Speaker
Description
Background: Understanding the determinants of SARS-CoV-2 transmission is pivotal to inform control efforts. As transmission events aren’t observed, this remains challenging. Pathogen sequences can provide insights into the proximity of infections within a transmission chain. Phylogeographic approaches have helped characterize epidemic spread. However, they can produce biased results when sampling is uneven, don’t scale past a few hundred or thousand sequences. We thus critically need new tools to characterize fine-scale transmission dynamics from large genome datasets.
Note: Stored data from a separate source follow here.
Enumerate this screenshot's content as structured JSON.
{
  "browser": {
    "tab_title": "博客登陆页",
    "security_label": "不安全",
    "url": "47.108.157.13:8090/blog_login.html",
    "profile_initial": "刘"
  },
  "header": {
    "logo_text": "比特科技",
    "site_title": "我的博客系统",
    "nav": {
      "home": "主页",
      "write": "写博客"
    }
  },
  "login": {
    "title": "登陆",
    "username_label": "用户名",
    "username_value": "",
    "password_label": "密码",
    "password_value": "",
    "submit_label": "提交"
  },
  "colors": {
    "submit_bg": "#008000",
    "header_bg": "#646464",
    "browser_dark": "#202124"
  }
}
Methods: We analyze 116,788 SARS-CoV-2 sequences from Washington state (WA) genomic sentinel surveillance sampled from patients with known age and geographical unit of home location between March 2021 and December 2022 to unravel the spatial and social determinants of spread in WA. We develop a modelling framework describing the relative risk of pairs of identical sequences of falling in specific subgroups of the population (age groups, county of residence).
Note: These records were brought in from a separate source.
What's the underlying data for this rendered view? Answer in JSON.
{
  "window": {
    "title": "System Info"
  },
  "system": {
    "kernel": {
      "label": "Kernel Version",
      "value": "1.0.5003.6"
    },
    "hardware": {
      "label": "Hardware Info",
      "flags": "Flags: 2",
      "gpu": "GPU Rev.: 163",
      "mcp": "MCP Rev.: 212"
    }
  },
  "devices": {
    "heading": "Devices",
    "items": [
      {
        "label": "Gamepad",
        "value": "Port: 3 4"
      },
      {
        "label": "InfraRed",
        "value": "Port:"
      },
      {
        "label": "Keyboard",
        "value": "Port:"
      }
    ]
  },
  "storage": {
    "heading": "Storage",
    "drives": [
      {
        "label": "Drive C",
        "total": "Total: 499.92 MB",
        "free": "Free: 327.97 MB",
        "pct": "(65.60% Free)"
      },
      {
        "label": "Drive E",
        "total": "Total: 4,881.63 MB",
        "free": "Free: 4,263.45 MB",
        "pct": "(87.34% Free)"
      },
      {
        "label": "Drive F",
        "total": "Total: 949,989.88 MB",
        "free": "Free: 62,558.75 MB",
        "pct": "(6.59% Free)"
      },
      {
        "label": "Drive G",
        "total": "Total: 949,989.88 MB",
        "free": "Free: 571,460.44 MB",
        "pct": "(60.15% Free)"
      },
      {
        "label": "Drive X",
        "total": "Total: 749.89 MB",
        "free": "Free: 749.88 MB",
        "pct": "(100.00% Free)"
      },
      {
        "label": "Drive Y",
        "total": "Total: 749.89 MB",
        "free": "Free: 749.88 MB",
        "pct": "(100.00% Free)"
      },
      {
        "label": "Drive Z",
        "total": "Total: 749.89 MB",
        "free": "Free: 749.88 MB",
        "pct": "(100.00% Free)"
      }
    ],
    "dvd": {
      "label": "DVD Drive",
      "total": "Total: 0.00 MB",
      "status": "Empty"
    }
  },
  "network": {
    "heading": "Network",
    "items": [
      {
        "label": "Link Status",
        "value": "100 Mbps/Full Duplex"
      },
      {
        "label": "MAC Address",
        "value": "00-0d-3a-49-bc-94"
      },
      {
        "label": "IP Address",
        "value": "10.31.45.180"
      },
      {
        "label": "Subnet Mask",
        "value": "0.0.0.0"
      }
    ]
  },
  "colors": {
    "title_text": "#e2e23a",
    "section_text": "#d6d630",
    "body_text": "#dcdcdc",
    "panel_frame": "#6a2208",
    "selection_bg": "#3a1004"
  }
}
Results: We find that identical sequences have a higher risk of being observed in the same county than expected from the spatial distribution of sequences. This signal decays as genetic distance increases. We find a strong signal for local spread with identical sequences more likely to be observed in geographically close counties. We find that cellphone mobility predicts the location of pairs of identical sequences (70% of variance explained). Outliers in the relationship between mobility and genetic data can be explained by large clusters of identical sequences observed in zipcodes with penitentiary facilities. We find that the risk of observing identical sequences in two age groups is explained by that of contacts between these groups (89% of variance explained).
Implications: We develop a novel tree-free framework to characterize pathogen spread from large-scale sequence datasets. This provides valuable new tools to characterize epidemic dynamics from sequencing data.